The coroner at the inquest into the deaths of seven people in the Croydon tram crash told the jury today that they can return a verdict of either accidental death or unlawful killing.
The jury retired to consider its verdict at lunchtime today, less than two months after being sworn in at Croydon Town Hall for the long-delayed public hearing into the events at Sandilands on November 9, 2016.
Dane Chinnery 19, Philip Seary, 57, Dorota Rynkiewicz, 35, Robert Huxley, 63, and Philip Logan, all from New Addington, and Donald Collett, 62, and Mark Smith, both from Croydon, were killed in the crash.
Coroner Sarah Ormond-Walshe sent the jury of eight men and three women to consider its verdict at 1.32pm.
The jury had heard during the seven-week inquest that the tram toppled over and spun off the tracks near Sandilands after hitting a curve at 45mph, despite a 12mph speed limit.
All of those killed were thrown out of the tram, either fully or partially, through the windows or doors when the glass shattered.

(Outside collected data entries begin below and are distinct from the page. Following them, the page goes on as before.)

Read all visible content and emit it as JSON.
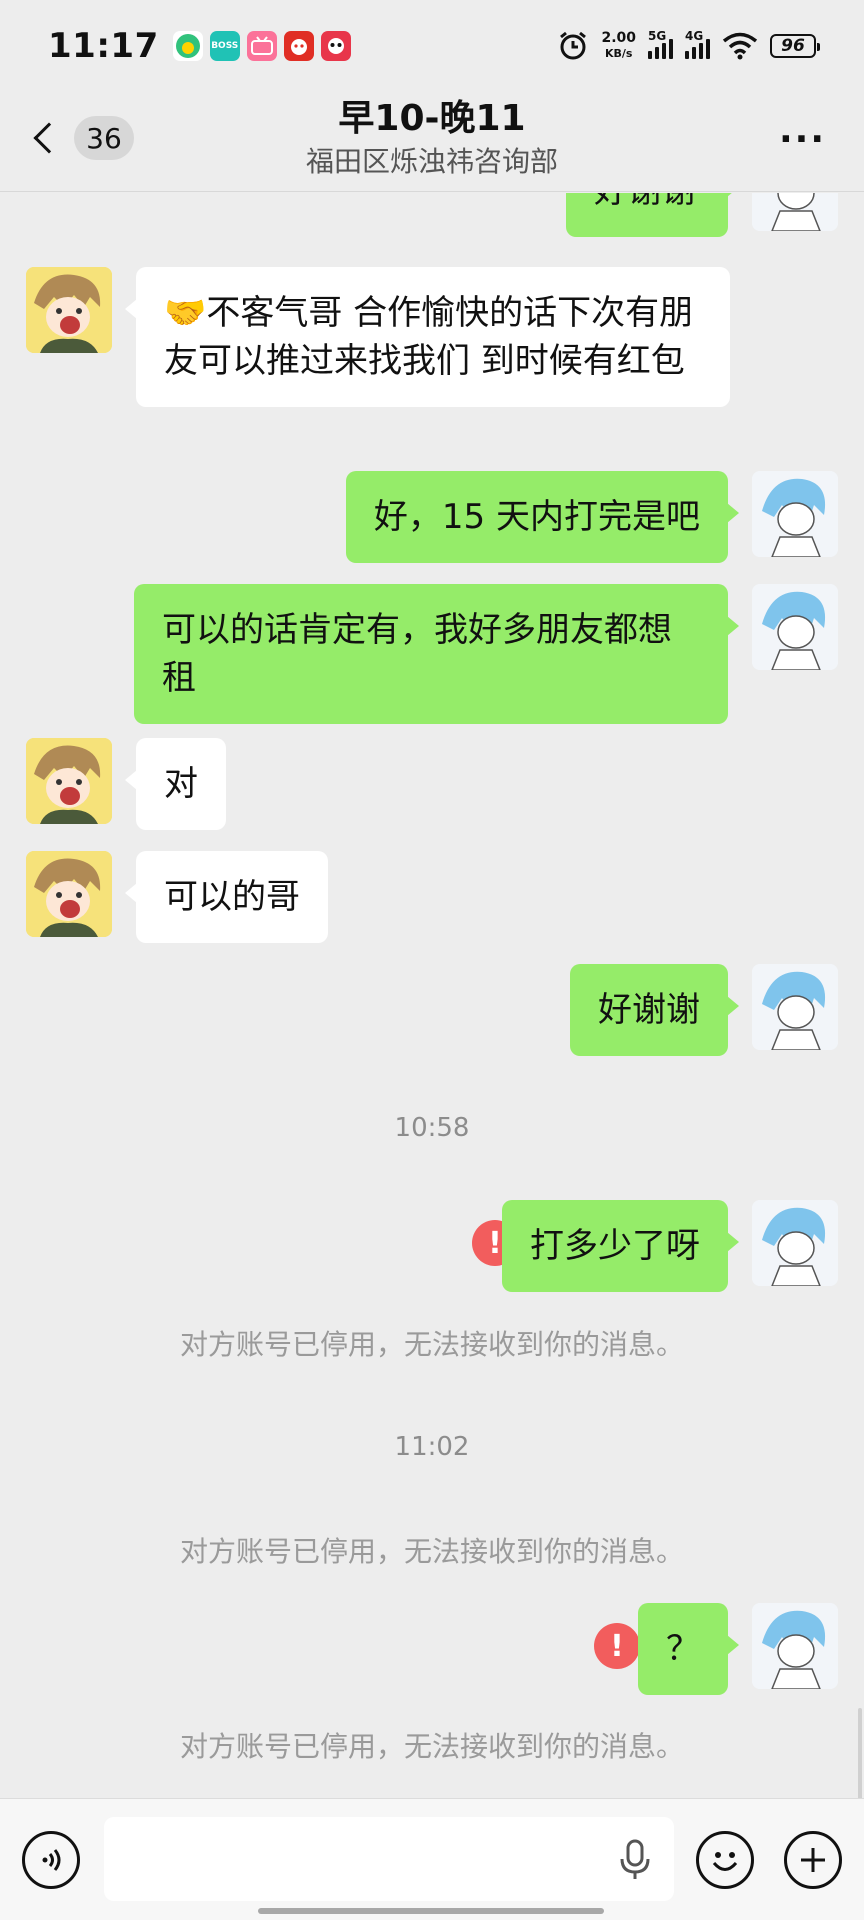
{
  "status_bar": {
    "time": "11:17",
    "net_speed_value": "2.00",
    "net_speed_unit": "KB/s",
    "signal_1": "5G",
    "signal_2": "4G",
    "battery": "96",
    "app_icons": [
      "qq-music-icon",
      "boss-zhipin-icon",
      "bilibili-icon",
      "pinduoduo-icon",
      "panda-app-icon"
    ]
  },
  "header": {
    "unread_count": "36",
    "title": "早10-晚11",
    "subtitle": "福田区烁浊祎咨询部",
    "more": "···"
  },
  "messages": [
    {
      "side": "right",
      "text": "好谢谢"
    },
    {
      "side": "left",
      "text": "🤝不客气哥 合作愉快的话下次有朋友可以推过来找我们 到时候有红包"
    },
    {
      "side": "right",
      "text": "好，15 天内打完是吧"
    },
    {
      "side": "right",
      "text": "可以的话肯定有，我好多朋友都想租"
    },
    {
      "side": "left",
      "text": "对"
    },
    {
      "side": "left",
      "text": "可以的哥"
    },
    {
      "side": "right",
      "text": "好谢谢"
    },
    {
      "side": "right",
      "text": "打多少了呀",
      "failed": true
    },
    {
      "side": "right",
      "text": "？",
      "failed": true
    }
  ],
  "timestamps": [
    "10:58",
    "11:02"
  ],
  "system_notice": "对方账号已停用，无法接收到你的消息。",
  "input_bar": {
    "voice_icon": "voice-toggle-icon",
    "mic_icon": "microphone-icon",
    "emoji_icon": "emoji-icon",
    "plus_icon": "plus-icon"
  },
  "colors": {
    "background": "#ededed",
    "my_bubble": "#95ec69",
    "their_bubble": "#ffffff",
    "error": "#f25d5d"
  }
}
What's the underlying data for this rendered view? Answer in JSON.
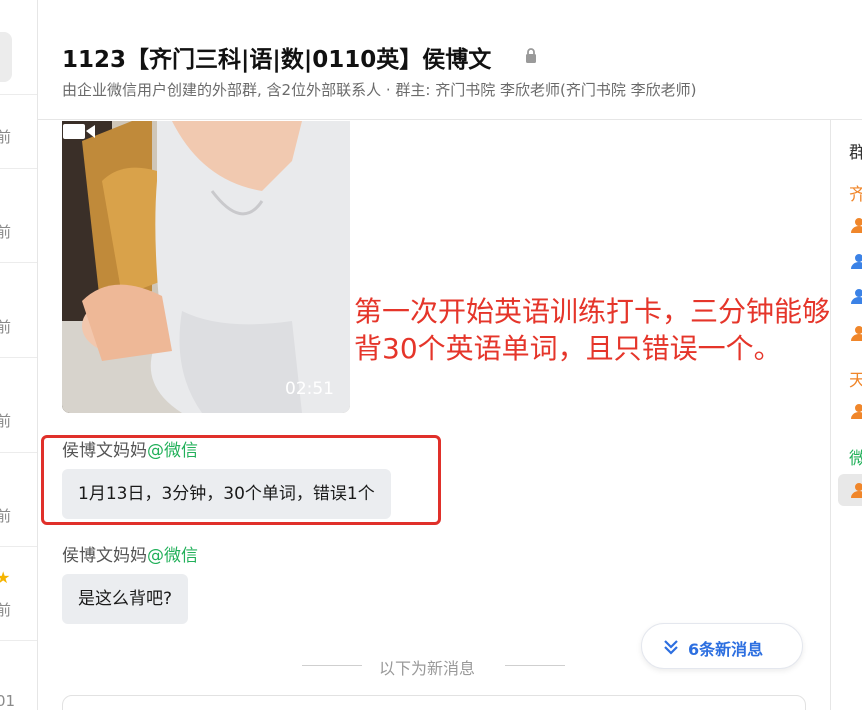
{
  "left_list": {
    "times": [
      "前",
      "前",
      "前",
      "前",
      "前",
      "前"
    ],
    "bottom_text": "01"
  },
  "header": {
    "title": "1123【齐门三科|语|数|0110英】侯博文",
    "subtitle": "由企业微信用户创建的外部群, 含2位外部联系人 · 群主: 齐门书院 李欣老师(齐门书院 李欣老师)"
  },
  "right_panel": {
    "heading": "群",
    "group1": "齐",
    "group2": "天",
    "group3": "微",
    "colors": {
      "orange": "#f0862a",
      "blue": "#3b82e6",
      "green": "#22b05a"
    }
  },
  "video": {
    "duration": "02:51"
  },
  "annotation": {
    "text": "第一次开始英语训练打卡，三分钟能够背30个英语单词，且只错误一个。",
    "color": "#e5352a"
  },
  "messages": [
    {
      "sender": "侯博文妈妈",
      "tag": "@微信",
      "text": "1月13日，3分钟，30个单词，错误1个"
    },
    {
      "sender": "侯博文妈妈",
      "tag": "@微信",
      "text": "是这么背吧?"
    }
  ],
  "new_messages_button": {
    "label": "6条新消息",
    "icon": "double-chevron-down-icon"
  },
  "divider": {
    "label": "以下为新消息"
  }
}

The inquest was told that the tram driver, Alfred Dorris, may have slipped into a period of “microsleep” on the stretch of track ahead of the curve.
Simon French, the chief inspector of the Rail Accident Investigation Branch, told the inquest that extra signage could have mitigated the risk, and there were “culture issues” at operator Tram Operations Ltd – a subsidiary of transport giant First Group – that meant drivers were unwilling to admit to speeding or other errors.
There had been a speeding incident on the same stretch of track just 10 days before the crash, when a driver came out of the tunnel and onto the tight bend approaching Sandilands at 27mph and nearly overturned. According to RAIB’s French’s potentially crucial evidence, that incident was insufficiently investigated.